Smith Square Briefing – Nanny’s Back

23 October 2014, Blog

Nanny’s back

Today saw the release of the much anticipated Stevens review of the National Health Service. After a period in the United States Simon Stevens, head of NHS England, returned to the UK to look at the NHS’s balance book and strategy to combat the country’s demographic challenges. His return, and report, has had an almost messianic degree of anticipation.

The fact that his report has come after the main political parties, think-tanks and health bodies have laid out their own visions makes it all the more important. The question/debate will now be who, how and when people react to his recommendations – the spotlight clearly being most focussed on Labour and the Conservatives.

Today in Parliament Andy Burnham asked how Jeremy Hunt was planning to pay for the report’s recommendations, while Mr Hunt highlighted it was “no endorsement” of Labour’s plans either and that they should focus on “where they agree.”

The former Labour councillor, and adviser to two Secretaries of State, has released (by health service standards) a relatively short report at 39 pages. But what is perhaps most interesting is its tone. Public debates around the health service have been near apocalyptic in tenor – the Five Year Forward View is both positive in outlook and praiseworthy of the progress already made.

That said, as you would expect, it identifies some serious challenges to the health service, challenges that it urges our leaders to be brave in facing. The report has 16 key points but it is not until point 7 where you start to see where Mr Stevens is going.

For him the NHS’s future is one that “dissolves the classic divide, set almost in stone since 1948, between family doctors and hospitals, between physical and mental health, between health and social care, between prevention and treatment.” When you read on it becomes clear that he’s not kidding.

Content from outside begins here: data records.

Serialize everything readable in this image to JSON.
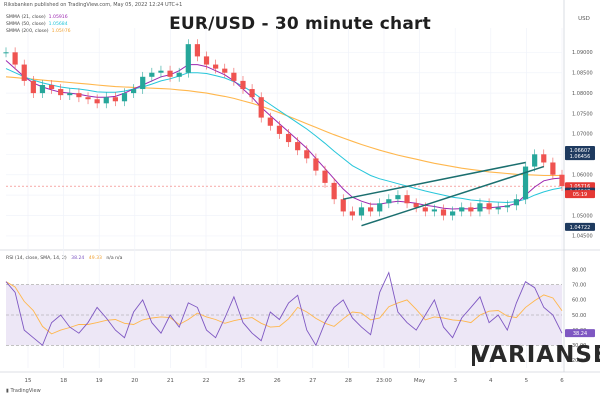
{
  "header": {
    "publisher_line": "Riksbanken published on TradingView.com, May 05, 2022 12:24 UTC+1"
  },
  "footer": {
    "label": "TradingView"
  },
  "brand": {
    "logo_text": "VARIANSE"
  },
  "chart_data": {
    "type": "line",
    "title": "EUR/USD - 30 minute chart",
    "currency": "USD",
    "price_axis": {
      "ticks": [
        1.09,
        1.085,
        1.08,
        1.075,
        1.07,
        1.065,
        1.06,
        1.055,
        1.05,
        1.045
      ],
      "ylim": [
        1.044,
        1.094
      ],
      "labels": [
        {
          "value": 1.06607,
          "text": "1.06607",
          "bg": "#1e3a5f",
          "color": "#ffffff"
        },
        {
          "value": 1.06456,
          "text": "1.06456",
          "bg": "#1e3a5f",
          "color": "#ffffff"
        },
        {
          "value": 1.05716,
          "text": "1.05716",
          "bg": "#e53935",
          "color": "#ffffff"
        },
        {
          "value": 1.05587,
          "text": "1.05587",
          "bg": "#1e3a5f",
          "color": "#ffffff"
        },
        {
          "value": 1.04722,
          "text": "1.04722",
          "bg": "#1e3a5f",
          "color": "#ffffff"
        }
      ],
      "countdown": "05:19"
    },
    "x_axis": {
      "ticks": [
        "15",
        "18",
        "19",
        "20",
        "21",
        "22",
        "25",
        "26",
        "27",
        "28",
        "23:00",
        "May",
        "3",
        "4",
        "5",
        "6"
      ]
    },
    "indicators": [
      {
        "name": "SMMA (21, close)",
        "value": "1.05916",
        "color": "#9c27b0"
      },
      {
        "name": "SMMA (50, close)",
        "value": "1.05684",
        "color": "#26c6da"
      },
      {
        "name": "SMMA (200, close)",
        "value": "1.05976",
        "color": "#ffb74d"
      }
    ],
    "price_series": {
      "color": "#26a69a",
      "down_color": "#ef5350",
      "values": [
        1.09,
        1.087,
        1.083,
        1.08,
        1.082,
        1.081,
        1.0795,
        1.08,
        1.079,
        1.0785,
        1.0775,
        1.079,
        1.078,
        1.08,
        1.081,
        1.084,
        1.085,
        1.0855,
        1.084,
        1.085,
        1.092,
        1.089,
        1.087,
        1.086,
        1.085,
        1.083,
        1.081,
        1.079,
        1.074,
        1.072,
        1.07,
        1.068,
        1.066,
        1.064,
        1.061,
        1.058,
        1.054,
        1.051,
        1.05,
        1.052,
        1.051,
        1.053,
        1.054,
        1.055,
        1.053,
        1.052,
        1.051,
        1.0515,
        1.05,
        1.051,
        1.052,
        1.051,
        1.053,
        1.0515,
        1.052,
        1.0525,
        1.054,
        1.062,
        1.065,
        1.063,
        1.06,
        1.0572
      ]
    },
    "smma21": [
      1.088,
      1.086,
      1.084,
      1.0825,
      1.0815,
      1.0808,
      1.0802,
      1.08,
      1.0797,
      1.0793,
      1.079,
      1.079,
      1.0792,
      1.08,
      1.081,
      1.082,
      1.083,
      1.084,
      1.0845,
      1.0855,
      1.087,
      1.087,
      1.0865,
      1.0855,
      1.0845,
      1.083,
      1.081,
      1.079,
      1.0765,
      1.0745,
      1.0725,
      1.0705,
      1.0685,
      1.0665,
      1.064,
      1.0615,
      1.059,
      1.0565,
      1.0545,
      1.0535,
      1.0528,
      1.0528,
      1.0532,
      1.0535,
      1.0533,
      1.053,
      1.0525,
      1.0522,
      1.0518,
      1.0516,
      1.0517,
      1.0516,
      1.0519,
      1.0519,
      1.0521,
      1.0523,
      1.053,
      1.055,
      1.057,
      1.0585,
      1.059,
      1.0592
    ],
    "smma50": [
      1.086,
      1.085,
      1.084,
      1.0832,
      1.0825,
      1.082,
      1.0815,
      1.0812,
      1.081,
      1.0807,
      1.0803,
      1.0802,
      1.0802,
      1.0805,
      1.081,
      1.0815,
      1.0822,
      1.083,
      1.0835,
      1.0842,
      1.085,
      1.085,
      1.0848,
      1.0843,
      1.0837,
      1.0828,
      1.0817,
      1.0803,
      1.0787,
      1.0772,
      1.0757,
      1.0742,
      1.0727,
      1.0712,
      1.0695,
      1.0677,
      1.0658,
      1.064,
      1.0622,
      1.061,
      1.0598,
      1.059,
      1.0584,
      1.0578,
      1.0572,
      1.0566,
      1.056,
      1.0555,
      1.055,
      1.0545,
      1.0542,
      1.0538,
      1.0536,
      1.0534,
      1.0533,
      1.0532,
      1.0534,
      1.054,
      1.055,
      1.0558,
      1.0564,
      1.0568
    ],
    "smma200": [
      1.084,
      1.0838,
      1.0836,
      1.0834,
      1.0832,
      1.083,
      1.0828,
      1.0826,
      1.0824,
      1.0822,
      1.082,
      1.0818,
      1.0816,
      1.0815,
      1.0814,
      1.0813,
      1.0812,
      1.0811,
      1.081,
      1.0808,
      1.0806,
      1.0803,
      1.08,
      1.0796,
      1.0792,
      1.0787,
      1.0781,
      1.0775,
      1.0768,
      1.076,
      1.0752,
      1.0743,
      1.0734,
      1.0725,
      1.0716,
      1.0707,
      1.0698,
      1.069,
      1.0682,
      1.0674,
      1.0667,
      1.066,
      1.0654,
      1.0648,
      1.0643,
      1.0638,
      1.0633,
      1.0628,
      1.0624,
      1.062,
      1.0616,
      1.0613,
      1.061,
      1.0607,
      1.0605,
      1.0603,
      1.0601,
      1.06,
      1.0599,
      1.0598,
      1.0598,
      1.0598
    ],
    "trendlines": [
      {
        "from": [
          37,
          1.054
        ],
        "to": [
          57,
          1.063
        ]
      },
      {
        "from": [
          39,
          1.0475
        ],
        "to": [
          59,
          1.062
        ]
      }
    ],
    "rsi": {
      "legend": "RSI (14, close, SMA, 14, 2)",
      "value1": "38.24",
      "value2": "49.33",
      "extra": "n/a  n/a",
      "ticks": [
        80,
        70,
        60,
        50,
        40,
        30,
        20
      ],
      "ylim": [
        15,
        85
      ],
      "overbought": 70,
      "oversold": 30,
      "line_color": "#7e57c2",
      "ma_color": "#ffb74d",
      "current_label": "38.24",
      "values": [
        72,
        65,
        40,
        35,
        30,
        45,
        50,
        42,
        38,
        45,
        55,
        48,
        40,
        35,
        52,
        60,
        45,
        38,
        50,
        42,
        58,
        55,
        40,
        35,
        48,
        62,
        45,
        38,
        33,
        52,
        47,
        58,
        63,
        40,
        30,
        45,
        55,
        60,
        48,
        42,
        37,
        65,
        78,
        52,
        45,
        40,
        50,
        60,
        42,
        35,
        48,
        55,
        62,
        45,
        50,
        40,
        58,
        72,
        68,
        55,
        50,
        38
      ]
    }
  }
}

New suggested structures include Primary and Acute Care Systems (essentially merged GP and hospital services) and a comprehensive redesign of urgent care services where he proposes integrated A&E departments combined with out-of-hours GPs and 111 advice. Outside of hospitals he suggests Multispecialty Community Providers (a sort of one-stop-shop for outpatients with mental, physical and social care requirements). It all makes for a potentially radically different health picture.

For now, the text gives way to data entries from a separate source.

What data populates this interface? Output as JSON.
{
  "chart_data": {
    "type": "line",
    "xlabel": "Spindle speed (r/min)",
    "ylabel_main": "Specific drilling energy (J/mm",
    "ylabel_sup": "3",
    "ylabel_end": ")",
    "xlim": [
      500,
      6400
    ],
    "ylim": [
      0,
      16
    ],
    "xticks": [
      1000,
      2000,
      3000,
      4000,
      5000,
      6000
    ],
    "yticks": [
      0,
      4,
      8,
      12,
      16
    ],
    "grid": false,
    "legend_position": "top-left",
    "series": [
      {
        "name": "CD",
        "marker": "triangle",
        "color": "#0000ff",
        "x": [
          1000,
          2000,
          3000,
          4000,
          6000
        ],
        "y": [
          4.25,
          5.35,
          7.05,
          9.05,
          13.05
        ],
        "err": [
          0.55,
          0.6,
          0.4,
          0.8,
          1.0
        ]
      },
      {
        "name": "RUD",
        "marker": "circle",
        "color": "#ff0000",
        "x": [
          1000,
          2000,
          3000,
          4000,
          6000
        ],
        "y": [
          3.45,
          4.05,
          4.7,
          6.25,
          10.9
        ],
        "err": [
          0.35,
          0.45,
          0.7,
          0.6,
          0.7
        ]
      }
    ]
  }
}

Read outside the bits the report has bolded for you and the document speaks to a more interventionist health service. Nanny will now come to you it would seem; Mr Stevens majors on the public health dialogue at the start of his report and has certainly focussed on it in his various interviews today.

Smoking/alcohol strategies and the end of a “one size fits all” health service need to be designed to work around our increasingly expanding waistlines. The “sicker population” of England (as his report is not a nationwide look) needs more help to lead healthier lives, Mr Stevens seems to suggest.

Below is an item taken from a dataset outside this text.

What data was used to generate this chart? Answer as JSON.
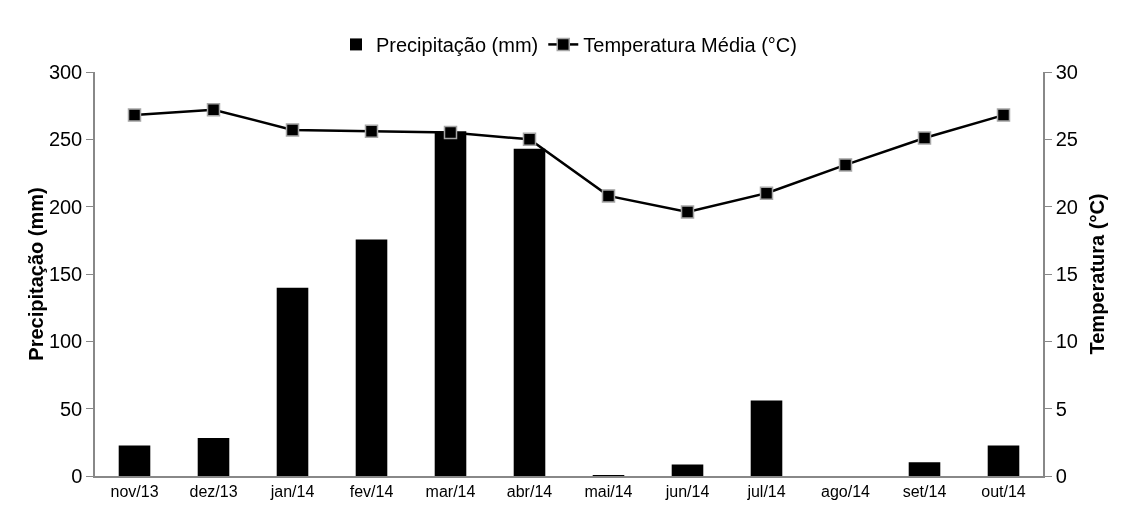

How much is this going to cost? Well more than we’re already paying – £8 billion more a year to be precise(ish). The report is direct in its support of the efficiency savings already made, and the huge steps taken by the existing NHS workforce. But when 70% of the health budget is spent on long-term conditions, the report is clear that “radical” change needs to happen, and now.

After years of let “a thousand flowers bloom,” Mr Stevens is calling on the national leadership to “choose from amongst a small number of radical new care delivery options.” It’s decision time.

The doctor will see you now

At the heart of Simon Stevens’ reform plans are four key pillars:

  • The Public Health agenda – Firstly, it argues we need to do more to tackle the root causes of ill health. The future health of millions of children, the sustainability of the NHS and the economic prosperity of Britain all now depend on a radical upgrade in prevention and public health. The Forward View backs hard-hitting action on obesity, alcohol and other major health risks.
  • Choice – Secondly, it commits to giving patients more control of their own care, including the option of combining health and social care, and new support for carers and volunteers.
  • The long-term – Thirdly, it says the NHS must change to meet the needs of a population that lives longer, for the millions of people with long-term conditions. This means breaking down the boundaries between family doctors and hospitals, between physical and mental health and between health and social care. The Five Year Forward View sets out new models of care built around the needs of patients rather than historical or professional divides.
  • Flexible federalism – Fourthly, it sets out the actions we will need to take in order to develop and deliver the new models of care, including greater alignment between the national NHS bodies to provide meaningful local flexibility in the way that payment, rules and regulatory requirements are applied. It proposes more investment in our workforce, technology and innovation.